By Nicole Sweeney Etter, photograph by Adam Ryan Morris
It took two years and four recipes before Geoff Trenholme (B.S. ’99) was satisfied with his French baguette. His customers weren’t complaining—they often line up outside of Rocket Baby Bakery, his European-style bakery in the Milwaukee area, before the doors even open—but Trenholme was convinced he could do better. “You want that crispy crust and that nice open crumb that is moist, and that yellowness you get is because the ingredients are mixed so gently that it preserves all the natural flavors,” explains Trenholme.

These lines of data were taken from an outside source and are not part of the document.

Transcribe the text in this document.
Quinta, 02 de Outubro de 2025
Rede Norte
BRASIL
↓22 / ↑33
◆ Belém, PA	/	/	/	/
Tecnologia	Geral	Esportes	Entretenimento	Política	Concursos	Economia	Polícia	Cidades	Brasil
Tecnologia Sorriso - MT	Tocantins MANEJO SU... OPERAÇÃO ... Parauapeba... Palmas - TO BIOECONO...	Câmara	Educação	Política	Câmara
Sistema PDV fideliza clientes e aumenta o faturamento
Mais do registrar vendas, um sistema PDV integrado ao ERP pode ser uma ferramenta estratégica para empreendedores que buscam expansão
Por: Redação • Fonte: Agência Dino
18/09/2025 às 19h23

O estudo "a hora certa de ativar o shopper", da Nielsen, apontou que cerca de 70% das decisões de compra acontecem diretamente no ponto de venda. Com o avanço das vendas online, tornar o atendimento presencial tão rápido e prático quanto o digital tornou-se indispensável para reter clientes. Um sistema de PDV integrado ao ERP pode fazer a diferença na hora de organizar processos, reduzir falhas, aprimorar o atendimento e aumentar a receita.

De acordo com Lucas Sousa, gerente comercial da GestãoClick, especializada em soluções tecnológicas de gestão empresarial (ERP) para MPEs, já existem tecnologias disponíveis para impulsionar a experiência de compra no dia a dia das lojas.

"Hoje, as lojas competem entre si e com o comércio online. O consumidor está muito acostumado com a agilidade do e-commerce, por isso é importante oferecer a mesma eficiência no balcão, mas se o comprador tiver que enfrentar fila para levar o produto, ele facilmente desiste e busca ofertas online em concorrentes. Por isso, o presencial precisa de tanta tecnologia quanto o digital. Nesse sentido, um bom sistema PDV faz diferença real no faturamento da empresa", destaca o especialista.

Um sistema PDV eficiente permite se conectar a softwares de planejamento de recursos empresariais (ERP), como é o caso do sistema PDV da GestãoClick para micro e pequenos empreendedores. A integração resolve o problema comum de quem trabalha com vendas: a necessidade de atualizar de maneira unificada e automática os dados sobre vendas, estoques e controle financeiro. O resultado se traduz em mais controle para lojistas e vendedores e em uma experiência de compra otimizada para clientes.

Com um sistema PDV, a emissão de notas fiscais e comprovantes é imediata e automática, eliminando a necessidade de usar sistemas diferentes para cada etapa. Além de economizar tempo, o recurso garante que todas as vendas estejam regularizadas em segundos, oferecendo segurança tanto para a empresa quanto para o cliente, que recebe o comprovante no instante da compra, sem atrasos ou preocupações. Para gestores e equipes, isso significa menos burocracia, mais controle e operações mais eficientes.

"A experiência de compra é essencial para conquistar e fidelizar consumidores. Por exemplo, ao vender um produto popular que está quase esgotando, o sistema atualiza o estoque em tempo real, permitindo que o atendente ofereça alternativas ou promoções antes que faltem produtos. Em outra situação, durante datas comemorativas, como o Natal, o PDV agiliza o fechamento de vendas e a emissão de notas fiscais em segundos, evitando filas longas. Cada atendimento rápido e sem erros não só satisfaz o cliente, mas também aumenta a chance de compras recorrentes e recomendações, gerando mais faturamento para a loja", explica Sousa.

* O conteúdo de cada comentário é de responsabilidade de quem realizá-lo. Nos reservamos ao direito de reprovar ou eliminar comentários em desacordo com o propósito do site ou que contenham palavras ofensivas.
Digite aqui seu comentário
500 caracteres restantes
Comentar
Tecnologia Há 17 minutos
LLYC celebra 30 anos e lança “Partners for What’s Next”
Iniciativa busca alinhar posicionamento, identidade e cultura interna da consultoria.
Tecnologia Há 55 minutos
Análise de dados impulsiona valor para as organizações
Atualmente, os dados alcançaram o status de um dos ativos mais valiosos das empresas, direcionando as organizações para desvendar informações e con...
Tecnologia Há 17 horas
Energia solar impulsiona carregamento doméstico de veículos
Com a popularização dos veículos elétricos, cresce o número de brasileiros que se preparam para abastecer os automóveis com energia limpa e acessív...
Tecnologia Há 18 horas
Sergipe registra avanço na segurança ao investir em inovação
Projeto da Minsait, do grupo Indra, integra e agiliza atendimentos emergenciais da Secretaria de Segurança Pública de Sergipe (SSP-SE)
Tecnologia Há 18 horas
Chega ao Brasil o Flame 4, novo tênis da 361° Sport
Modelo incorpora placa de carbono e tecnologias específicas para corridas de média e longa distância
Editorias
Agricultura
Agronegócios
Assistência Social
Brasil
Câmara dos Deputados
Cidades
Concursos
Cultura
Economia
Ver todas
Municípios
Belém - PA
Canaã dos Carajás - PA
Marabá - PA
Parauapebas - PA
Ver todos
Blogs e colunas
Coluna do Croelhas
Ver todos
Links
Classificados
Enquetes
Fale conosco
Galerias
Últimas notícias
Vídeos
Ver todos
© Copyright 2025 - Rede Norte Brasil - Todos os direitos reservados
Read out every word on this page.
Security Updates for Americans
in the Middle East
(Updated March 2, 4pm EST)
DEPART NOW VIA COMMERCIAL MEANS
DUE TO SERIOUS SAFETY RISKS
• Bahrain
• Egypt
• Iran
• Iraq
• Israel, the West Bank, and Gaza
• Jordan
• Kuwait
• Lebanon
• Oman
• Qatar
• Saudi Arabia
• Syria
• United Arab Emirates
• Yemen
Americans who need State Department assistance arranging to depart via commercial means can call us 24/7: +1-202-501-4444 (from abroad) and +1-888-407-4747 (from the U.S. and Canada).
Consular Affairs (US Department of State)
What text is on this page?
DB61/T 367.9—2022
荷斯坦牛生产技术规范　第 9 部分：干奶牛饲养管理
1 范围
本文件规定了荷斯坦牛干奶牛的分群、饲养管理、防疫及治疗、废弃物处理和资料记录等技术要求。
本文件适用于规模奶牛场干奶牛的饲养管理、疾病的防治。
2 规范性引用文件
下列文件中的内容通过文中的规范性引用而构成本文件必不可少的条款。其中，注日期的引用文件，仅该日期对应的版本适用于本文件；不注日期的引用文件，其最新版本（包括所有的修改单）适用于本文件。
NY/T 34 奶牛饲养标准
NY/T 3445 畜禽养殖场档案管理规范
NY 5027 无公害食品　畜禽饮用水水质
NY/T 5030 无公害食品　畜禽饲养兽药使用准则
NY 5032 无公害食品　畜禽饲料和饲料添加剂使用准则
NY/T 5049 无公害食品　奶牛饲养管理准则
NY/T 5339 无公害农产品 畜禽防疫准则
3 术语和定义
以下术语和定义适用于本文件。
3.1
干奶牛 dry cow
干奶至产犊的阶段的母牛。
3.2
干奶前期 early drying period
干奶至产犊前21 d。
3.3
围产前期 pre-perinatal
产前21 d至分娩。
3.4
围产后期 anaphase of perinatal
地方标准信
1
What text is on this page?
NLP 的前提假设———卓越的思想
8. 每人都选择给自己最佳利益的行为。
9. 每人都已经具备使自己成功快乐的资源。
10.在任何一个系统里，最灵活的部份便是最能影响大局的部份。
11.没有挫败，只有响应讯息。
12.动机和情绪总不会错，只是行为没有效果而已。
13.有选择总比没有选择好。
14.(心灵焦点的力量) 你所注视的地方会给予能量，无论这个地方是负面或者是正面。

Trenholme has a degree in computer science from the University of Minnesota. He spent a few years working tech jobs, then taught high school math in the Los Angeles area before deciding that he was more interested in pie than pi. Or, to be more exact, bread. “I’ve always found food very satisfying,” Trenholme says. “It’s actually a very basic human pleasure to make food for somebody.”
Trenholme trained at the San Francisco Baking Institute and interned at a few bakeries before he and his wife, Shannon, moved to Wisconsin to launch Rocket Baby, a moniker inspired by the nickname of their first son. Since opening in 2012, Rocket Baby’s reputation has taken off. The couple recently added a second storefront and also serve around a dozen Milwaukee-area restaurants.
As chief baker, the 46-year-old Trenholme is usually at the bakery by 4 a.m. and his days can stretch to 16 hours. He prides himself on using premium ingredients, locally sourced whenever possible, and the best techniques in artisan baking. That means taking it slow.
“As with anything that involves fermentation, time adds flavor,” he says. “Most commercial bakeries take shortcuts. We’re trying to do everything the hard way. We don’t cut corners. You have to be patient, and you have to have respect for the process.”
Trenholme and Rocket Baby are tasting success at a level they didn’t expect. “I expected to make good bread and pastries, but the quality is beyond what I had thought we would achieve, [as is] how well we have been received by customers,” Trenholme says. “To be here, two-plus years into the business, and know that we’ve exceeded our original expectations—it feels really great.”